Streik nach 133 Jahren

Mitte Oktober gab es eine Streikwelle in Großbritannien, die sogar den Gesundheitssektor erfasste. Doch die Sparpolitik geht unaufhaltsam weiter.

Unter dem Motto »Britain needs a payrise« (Großbritannien braucht eine Lohnerhöhung) zogen am 14. Oktober 100 000 Menschen durch die Innenstadt Londons. Aufgerufen hatte der Trades Union Congress (TUC), der größte Gewerkschaftsdachverband des Landes, der vor allem im öffentlichen Dienst etwa 6,5 Millionen Menschen vertritt, aber seit Jahrzehnten unter Mitgliederschwund leidet. Die Demonstration richtete sich in erster Linie gegen die Austeritätspolitik der Regierung des Premierministers David Cameron, einer Koalition der Konservativen mit der Liberaldemokratischen Partei. Der TUC erklärte, seit Beginn der Finanzkrise 2008 seien die Reallöhne in Großbritannien bei steigender Inflation kontinuierlich zurückgegangen, im Schnitt um 50 Pfund (63 Euro) pro Woche, während die Elite des Landes immer mehr Reichtum akkumuliere – das durchschnittliche Realeinkommen der »FTSE 100 CEOs«, der Chefs der 100 umsatzstärksten Firmen Großbritanniens, beträgt das 185fache eines durchschnittlichen Arbeiterlohns; 1998 war das Verhältnis noch 45 : 1. Überdies lebten 6,1 Millionen Menschen mit Arbeitsvertrag unter dem Existenzminimum, Tendenz steigend.
Demonstrationen wie diese finden seit dem Amtsantritt Camerons 2010 wegen dessen als Maßnahme gegen die Krise begründeter Spar- und Kürzungspolitik regelmäßig statt. 2011 rief der TUC zu einem »March for the Alternative« auf, mit 250 000 bis 500 000 Menschen die größte Demonstration seit den Demonstrationen gegen den Irak-Krieg 2003; 2012 lautete das Motto der zentralen Demonstration »A Future that Works«, es gab Forderungen nach Arbeitsplätzen, Wachstum und sozialer Gerechtigkeit. Nach einem Jahr Abstinenz und der diesjährigen Forderung nach einem Plan zur sukzessiven Erhöhung der Löhne knüpft der TUC nun an ein Programm der sozialdemokratischen Labour-Partei an: Diese will neben einem Mindestlohn von acht Pfund eine Aufstockung um mickrige 26 Pence in der Stunde bis 2020 durchsetzen – das alles freilich nicht im informellen und nicht im Zeit- und Leiharbeitssektor.

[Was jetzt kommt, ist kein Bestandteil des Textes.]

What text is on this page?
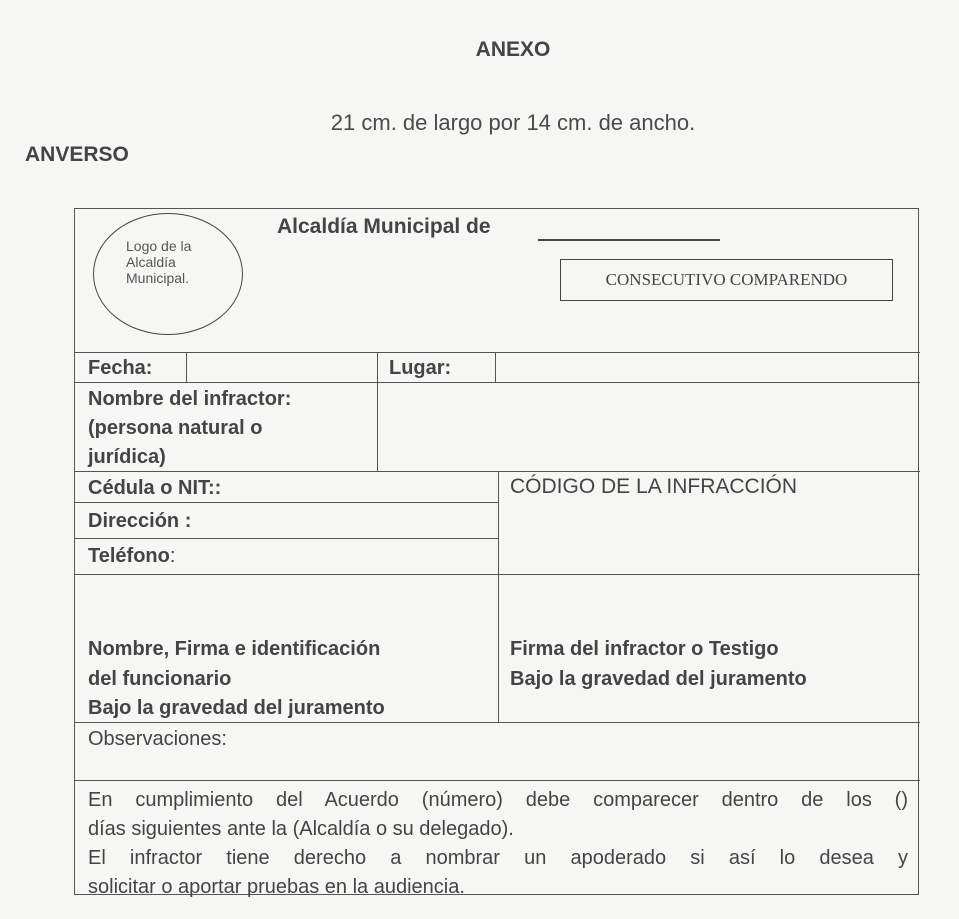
ANEXO
21 cm. de largo por 14 cm. de ancho.
ANVERSO
Logo de la Alcaldía Municipal.
Alcaldía Municipal de
CONSECUTIVO COMPARENDO
Fecha:	Lugar:
Nombre del infractor:
(persona natural o
jurídica)
Cédula o NIT::
Dirección :
Teléfono:
CÓDIGO DE LA INFRACCIÓN
Nombre, Firma e identificación
del funcionario
Bajo la gravedad del juramento
Firma del infractor o Testigo
Bajo la gravedad del juramento
Observaciones:
En cumplimiento del Acuerdo (número) debe comparecer dentro de los ()
días siguientes ante la (Alcaldía o su delegado).
El infractor tiene derecho a nombrar un apoderado si así lo desea y
solicitar o aportar pruebas en la audiencia.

Die Labour-Partei solle tatsächlich bei diesem Plan bleiben und keine »austerity light« einführen, sollte sie bei den Unterhauswahlen im Mai 2015 wieder an die Macht kommen, forderte der TUC.

Die britische Regierung reagierte geradezu ignorant auf die Forderungen der Demonstrierenden. Sowohl die Labour-Partei als auch die Konservativen berufen sich auf ähnliche wirtschaftspolitische Zahlen und Statistiken. Demnach könne Großbritannien dieses Jahr ein Wirtschaftswachstum von 2,7 Prozent, nächstes Jahr gar eines um die drei Prozent erreichen. Diese Werte liegen weit über dem EU-Durchschnitt. Das Haushaltsdefizit liegt bei noch relativ hohen 5,1 Prozent, soll aber nächstes Jahr auf vier Prozent gesenkt werden und an die Entwicklung vergangener Jahre anknüpfen. Während TUC und Labour darin Gründe sehen, endlich auch einmal die von der Sparpolitik hart getroffene Mittelschicht für den nationalen Erfolg zu belohnen, verweist Camerons Kabinett darauf, dass diese positiven Tendenzen Ergebnis seiner Spar- und Kürzungspolitik seien und daher der Kurs beibehalten werden müsse. Unterstützung erhält es dabei von der prominentesten Vertreterin der Austeritätspolitik, der deutschen Regierung unter Angela Merkel.
Die diesjährige Demonstration war nur der Kulminationspunkt einer Woche diverser Streiks im öffentlichen Dienst. Insbesondere die landesweit koordinierten Proteste im National Health Service (NHS) schlugen Wellen. Der öffentliche Gesundheitsdienst wurde nach dem Zweiten Weltkrieg gegründet, ist staatlich finanziert und hat das Ziel, alle Britinnen und Briten kostenlos medizinisch zu versorgen. Trotz dieser ehrwürdigen Ideale zeichnen sich die Dienste des NHS seit Jahren vor allem durch lange Wartezeiten sowie Personalmangel aus. Seit Camerons Amtsantritt ist die Reform des NHS ein zentrales innenpolitisches Ziel. Die staatlichen Ausgaben sollen bei der »radikalsten NHS-Reform seit Jahrzehnten« (Cameron) bis 2015 von umgerechnet etwa 115 Milliarden Euro um 18 Milliarden Euro reduziert werden. Dabei werden vermutlich 25 000 Arbeitsplätze abgeschafft sowie viele Bereiche des Gesundheitswesens privatisiert.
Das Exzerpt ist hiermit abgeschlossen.